While everyone else around me was as calm as Hindus cows.
My emerging thought, in between panic attacks was “How in the hell does anything at all get done around here?” But things do get done. People go to work. Goods move around the country. While everyone aims for a better existence.

Here's a thought experiment, via way of a personal example:

You don't have to imagine what the height of textile manufacturing looks like today. I can show you. The highest production level and most commercialized state is manifested today in Southern China.

Watch this video --> Fabric Markets of Guangzhou

And just over the Himalayan mountains into the country of Nepal there is the perfect alternate situation.

fullsizeoutput_11cd.jpeg

I visited this factory before purchasing a shipment of yak wool. Part of my process is to qualify my small suppliers and make sure I like how they do business. This was a small factory in an outer part of Kathmandu. People working on an optional day off, where the local transit was shut down. So they had come to work under their own steam. No dank small rooms, no pouring dye and acid into a local stream. Just small groups of people working on different tasks and chatting. Some were so eager to show me what they were working on that they let me try their machines.

So if we compare the two places, one is large and technologically advanced, while one is technologically simple and the output is small. Who is to say which is any more right? The market in Guangzhou has malls with 1500 stores in it. Each store employing a few workers, supplied by a factory which could be hundreds more. In Nepal, the small factory is run by 50-60 people working away their day.

If you hear a voice saying that the institutional factory environment of China is somehow less virtuous than the scrappy little up-comers of Nepal, I would pause and ask yourself "Why"?
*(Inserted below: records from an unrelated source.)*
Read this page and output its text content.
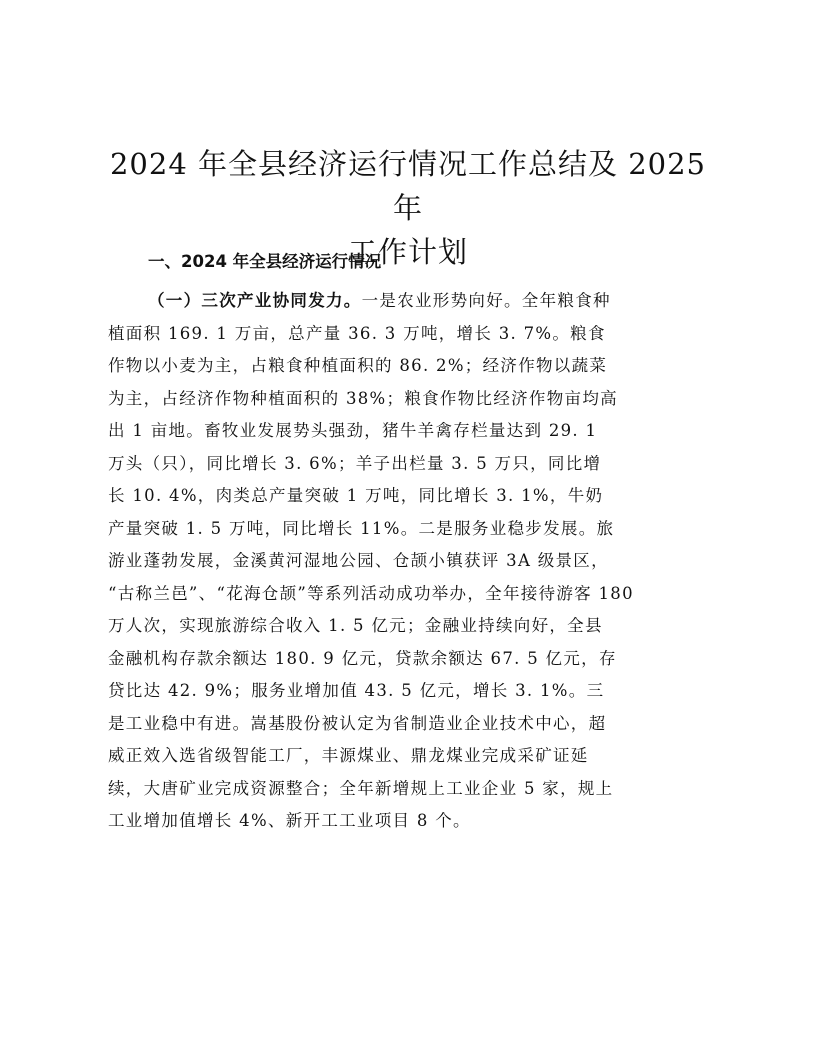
2024 年全县经济运行情况工作总结及 2025 年
工作计划
一、2024 年全县经济运行情况
（一）三次产业协同发力。一是农业形势向好。全年粮食种
植面积 169. 1 万亩，总产量 36. 3 万吨，增长 3. 7%。粮食
作物以小麦为主，占粮食种植面积的 86. 2%；经济作物以蔬菜
为主，占经济作物种植面积的 38%；粮食作物比经济作物亩均高
出 1 亩地。畜牧业发展势头强劲，猪牛羊禽存栏量达到 29. 1
万头（只），同比增长 3. 6%；羊子出栏量 3. 5 万只，同比增
长 10. 4%，肉类总产量突破 1 万吨，同比增长 3. 1%，牛奶
产量突破 1. 5 万吨，同比增长 11%。二是服务业稳步发展。旅
游业蓬勃发展，金溪黄河湿地公园、仓颉小镇获评 3A 级景区，
“古称兰邑”、“花海仓颉”等系列活动成功举办，全年接待游客 180
万人次，实现旅游综合收入 1. 5 亿元；金融业持续向好，全县
金融机构存款余额达 180. 9 亿元，贷款余额达 67. 5 亿元，存
贷比达 42. 9%；服务业增加值 43. 5 亿元，增长 3. 1%。三
是工业稳中有进。嵩基股份被认定为省制造业企业技术中心，超
威正效入选省级智能工厂，丰源煤业、鼎龙煤业完成采矿证延
续，大唐矿业完成资源整合；全年新增规上工业企业 5 家，规上
工业增加值增长 4%、新开工工业项目 8 个。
There is a story in the end of Outliers: by Malcom Gladwell about cultural differences that manifested over centuries by the farming of grain in the North of China and the farming of rice in the south of China.

Rice Paddy Shot.png

Rice paddies can be continuously tilled, irrigated and tended to improve the yield of crops. Wheat cannot. If you want more, you have to take up more space.

So a difference of work ethic developed. In the South the farmers were used to looking at ways to improve what space they had. Making their limited resources actually do more. One only needs to take a trip to Hong Kong to see how this mindset has instantiated itself into a whole city and beyond.
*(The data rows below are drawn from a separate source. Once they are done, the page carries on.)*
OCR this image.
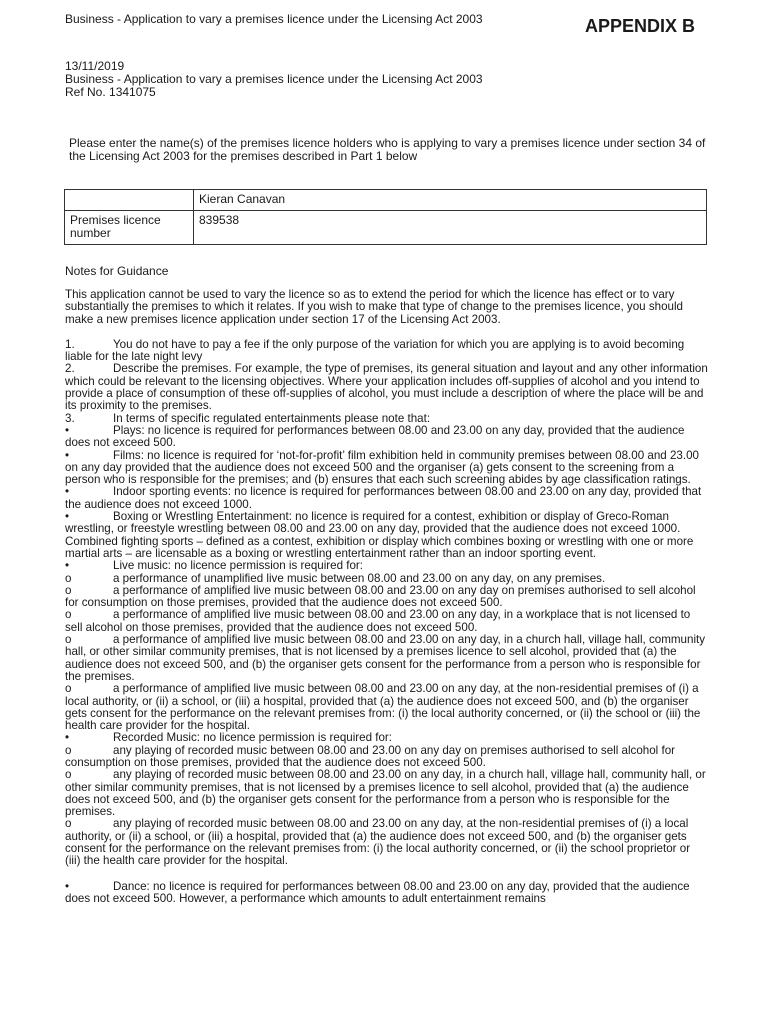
Business - Application to vary a premises licence under the Licensing Act 2003	APPENDIX B
13/11/2019
Business - Application to vary a premises licence under the Licensing Act 2003
Ref No. 1341075
Please enter the name(s) of the premises licence holders who is applying to vary a premises licence under section 34 of the Licensing Act 2003 for the premises described in Part 1 below
	Kieran Canavan
Premises licence number	839538
Notes for Guidance

This application cannot be used to vary the licence so as to extend the period for which the licence has effect or to vary substantially the premises to which it relates. If you wish to make that type of change to the premises licence, you should make a new premises licence application under section 17 of the Licensing Act 2003.

1.	You do not have to pay a fee if the only purpose of the variation for which you are applying is to avoid becoming liable for the late night levy

2.	Describe the premises. For example, the type of premises, its general situation and layout and any other information which could be relevant to the licensing objectives. Where your application includes off-supplies of alcohol and you intend to provide a place of consumption of these off-supplies of alcohol, you must include a description of where the place will be and its proximity to the premises.

3.	In terms of specific regulated entertainments please note that:

•	Plays: no licence is required for performances between 08.00 and 23.00 on any day, provided that the audience does not exceed 500.

•	Films: no licence is required for ‘not-for-profit’ film exhibition held in community premises between 08.00 and 23.00 on any day provided that the audience does not exceed 500 and the organiser (a) gets consent to the screening from a person who is responsible for the premises; and (b) ensures that each such screening abides by age classification ratings.

•	Indoor sporting events: no licence is required for performances between 08.00 and 23.00 on any day, provided that the audience does not exceed 1000.

•	Boxing or Wrestling Entertainment: no licence is required for a contest, exhibition or display of Greco-Roman wrestling, or freestyle wrestling between 08.00 and 23.00 on any day, provided that the audience does not exceed 1000. Combined fighting sports – defined as a contest, exhibition or display which combines boxing or wrestling with one or more martial arts – are licensable as a boxing or wrestling entertainment rather than an indoor sporting event.

•	Live music: no licence permission is required for:

o	a performance of unamplified live music between 08.00 and 23.00 on any day, on any premises.

o	a performance of amplified live music between 08.00 and 23.00 on any day on premises authorised to sell alcohol for consumption on those premises, provided that the audience does not exceed 500.

o	a performance of amplified live music between 08.00 and 23.00 on any day, in a workplace that is not licensed to sell alcohol on those premises, provided that the audience does not exceed 500.

o	a performance of amplified live music between 08.00 and 23.00 on any day, in a church hall, village hall, community hall, or other similar community premises, that is not licensed by a premises licence to sell alcohol, provided that (a) the audience does not exceed 500, and (b) the organiser gets consent for the performance from a person who is responsible for the premises.

o	a performance of amplified live music between 08.00 and 23.00 on any day, at the non-residential premises of (i) a local authority, or (ii) a school, or (iii) a hospital, provided that (a) the audience does not exceed 500, and (b) the organiser gets consent for the performance on the relevant premises from: (i) the local authority concerned, or (ii) the school or (iii) the health care provider for the hospital.

•	Recorded Music: no licence permission is required for:

o	any playing of recorded music between 08.00 and 23.00 on any day on premises authorised to sell alcohol for consumption on those premises, provided that the audience does not exceed 500.

o	any playing of recorded music between 08.00 and 23.00 on any day, in a church hall, village hall, community hall, or other similar community premises, that is not licensed by a premises licence to sell alcohol, provided that (a) the audience does not exceed 500, and (b) the organiser gets consent for the performance from a person who is responsible for the premises.

o	any playing of recorded music between 08.00 and 23.00 on any day, at the non-residential premises of (i) a local authority, or (ii) a school, or (iii) a hospital, provided that (a) the audience does not exceed 500, and (b) the organiser gets consent for the performance on the relevant premises from: (i) the local authority concerned, or (ii) the school proprietor or (iii) the health care provider for the hospital.

•	Dance: no licence is required for performances between 08.00 and 23.00 on any day, provided that the audience does not exceed 500. However, a performance which amounts to adult entertainment remains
In the North they looked for more space to spread their crops.
When you have limited space, it seems you learn to work better with others. You are less confrontational, more communal.

I can tell you from my personal experience this comes out in ways you would not expect. Everyone I met in Southern China is an acquaintance. Very polite. But you are kept as an acquaintance to them. Not loved, not hated. I think it is because one day you might have to end up working with each other. Being acquaintances means a good arms length relationship. Familiar, but stable enough to work together well.

The small factory that employs 40 to 50 people can be more tenuous, but can also be more stable. Companies less focused on growth are often focused on other things such as development of personnel or improvement of product

If this industry in Nepal around wool and cotton production turns into a booming industry. Then continues for 20 years, so that countless players are able to compete in it. Seemingly endless new players and products enter the space. Then it starts to move in direction of an industry populated by Super Malls and garment districts. At what point of growth does a small industry in boom suddenly cross over this point of supposed "big business" evil?

Is it once it supports the 501st family?

Behind the obscured window of big business, might it not just be 500 factories like this one in Nepal? Smiling workers, that had come in voluntarily on a holiday so that they could get a few more hours. Working in a job that is good by local standards, and pushing for more as they do so.

This to me kills the idea that size of a business has anything to do with its virtue.